5.3 Plain Format (output of “sp” mode; input of “d” mode)
Each lines corresponds to one sentence.
[word form]/[POS] [word form]/[POS] ...
6. Copyright and Licensing Information
This software is released under the Modified BSD License.
Copyright (c) 2010-2012, Jun Hatori All rights reserved. Redistribution and use in source and binary forms, with or without modification, are permitted provided that the following conditions are met: * Redistributions of source code must retain the above copyright notice, this list of conditions and the following disclaimer. * Redistributions in binary form must reproduce the above copyright notice, this list of conditions and the following disclaimer in the documentation and/or other materials provided with the distribution. * Neither the names of the authors nor the names of its contributors may be used to endorse or promote products derived from this software without specific prior written permission. THIS SOFTWARE IS PROVIDED BY THE COPYRIGHT HOLDERS AND CONTRIBUTORS "AS IS" AND ANY EXPRESS OR IMPLIED WARRANTIES, INCLUDING, BUT NOT LIMITED TO, THE IMPLIED WARRANTIES OF MERCHANTABILITY AND FITNESS FOR A PARTICULAR PURPOSE ARE DISCLAIMED. IN NO EVENT SHALL THE COPYRIGHT OWNER OR CONTRIBUTORS BE LIABLE FOR ANY DIRECT, INDIRECT, INCIDENTAL, SPECIAL, EXEMPLARY, OR CONSEQUENTIAL DAMAGES (INCLUDING, BUT NOT LIMITED TO, PROCUREMENT OF SUBSTITUTE GOODS OR SERVICES; LOSS OF USE, DATA, OR PROFITS; OR BUSINESS INTERRUPTION) HOWEVER CAUSED AND ON ANY THEORY OF LIABILITY, WHETHER IN CONTRACT, STRICT LIABILITY, OR TORT (INCLUDING NEGLIGENCE OR OTHERWISE) ARISING IN ANY WAY OUT OF THE USE OF THIS SOFTWARE, EVEN IF ADVISED OF THE POSSIBILITY OF SUCH DAMAGE.
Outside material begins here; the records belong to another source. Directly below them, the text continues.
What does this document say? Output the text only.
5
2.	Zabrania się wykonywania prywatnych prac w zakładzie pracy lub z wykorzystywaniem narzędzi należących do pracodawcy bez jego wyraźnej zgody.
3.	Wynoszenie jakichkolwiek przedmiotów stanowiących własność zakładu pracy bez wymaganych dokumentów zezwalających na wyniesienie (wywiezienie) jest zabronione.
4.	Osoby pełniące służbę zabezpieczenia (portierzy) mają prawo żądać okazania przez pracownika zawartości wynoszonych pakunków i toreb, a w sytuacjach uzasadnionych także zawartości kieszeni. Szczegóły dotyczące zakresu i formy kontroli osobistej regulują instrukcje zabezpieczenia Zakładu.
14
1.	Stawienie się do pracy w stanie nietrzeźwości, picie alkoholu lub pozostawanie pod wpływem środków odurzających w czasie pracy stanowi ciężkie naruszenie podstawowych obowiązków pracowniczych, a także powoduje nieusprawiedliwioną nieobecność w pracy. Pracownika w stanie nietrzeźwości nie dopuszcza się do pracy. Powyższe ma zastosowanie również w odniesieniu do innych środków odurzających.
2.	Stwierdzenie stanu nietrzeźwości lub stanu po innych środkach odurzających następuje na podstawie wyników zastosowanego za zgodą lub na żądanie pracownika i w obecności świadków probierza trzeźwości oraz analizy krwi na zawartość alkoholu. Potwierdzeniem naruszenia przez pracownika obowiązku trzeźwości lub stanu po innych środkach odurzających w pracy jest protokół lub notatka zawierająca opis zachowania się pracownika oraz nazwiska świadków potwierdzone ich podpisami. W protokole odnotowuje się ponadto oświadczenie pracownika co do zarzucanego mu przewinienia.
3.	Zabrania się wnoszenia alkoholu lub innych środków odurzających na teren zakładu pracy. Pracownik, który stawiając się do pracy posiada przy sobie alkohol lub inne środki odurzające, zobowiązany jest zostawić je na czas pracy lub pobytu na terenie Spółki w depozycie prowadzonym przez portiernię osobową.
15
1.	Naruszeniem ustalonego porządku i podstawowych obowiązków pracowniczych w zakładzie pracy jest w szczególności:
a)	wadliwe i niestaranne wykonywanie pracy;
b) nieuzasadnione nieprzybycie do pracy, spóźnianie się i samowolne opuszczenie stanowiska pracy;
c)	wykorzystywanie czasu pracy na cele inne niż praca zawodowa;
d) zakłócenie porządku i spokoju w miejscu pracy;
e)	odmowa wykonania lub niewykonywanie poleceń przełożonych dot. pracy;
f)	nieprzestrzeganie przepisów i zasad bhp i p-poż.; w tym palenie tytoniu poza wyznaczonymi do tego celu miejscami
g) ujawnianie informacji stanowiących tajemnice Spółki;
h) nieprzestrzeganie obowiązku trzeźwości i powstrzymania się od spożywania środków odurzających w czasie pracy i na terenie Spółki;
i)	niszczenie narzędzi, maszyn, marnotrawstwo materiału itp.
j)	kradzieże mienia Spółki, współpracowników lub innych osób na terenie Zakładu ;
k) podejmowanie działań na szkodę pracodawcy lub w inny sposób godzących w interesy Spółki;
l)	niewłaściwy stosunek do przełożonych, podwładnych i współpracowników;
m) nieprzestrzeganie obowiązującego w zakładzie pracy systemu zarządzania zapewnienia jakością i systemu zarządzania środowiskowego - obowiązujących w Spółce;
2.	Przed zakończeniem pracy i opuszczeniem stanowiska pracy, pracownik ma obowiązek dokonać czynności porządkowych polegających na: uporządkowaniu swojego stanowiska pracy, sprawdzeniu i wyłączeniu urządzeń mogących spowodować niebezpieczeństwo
Portions of this software (patricia trie implementation) are based on the Apache License.
Copyright 2005-2009 Roger Kapsi, Sam Berlin Licensed under the Apache License, Version 2.0 (the "License"); you may not use this file except in compliance with the License. You may obtain a copy of the License at http://www.apache.org/licenses/LICENSE-2.0 Unless required by applicable law or agreed to in writing, software distributed under the License is distributed on an "AS IS" BASIS, WITHOUT WARRANTIES OR CONDITIONS OF ANY KIND, either express or implied. See the License for the specific language governing permissions and limitations under the License.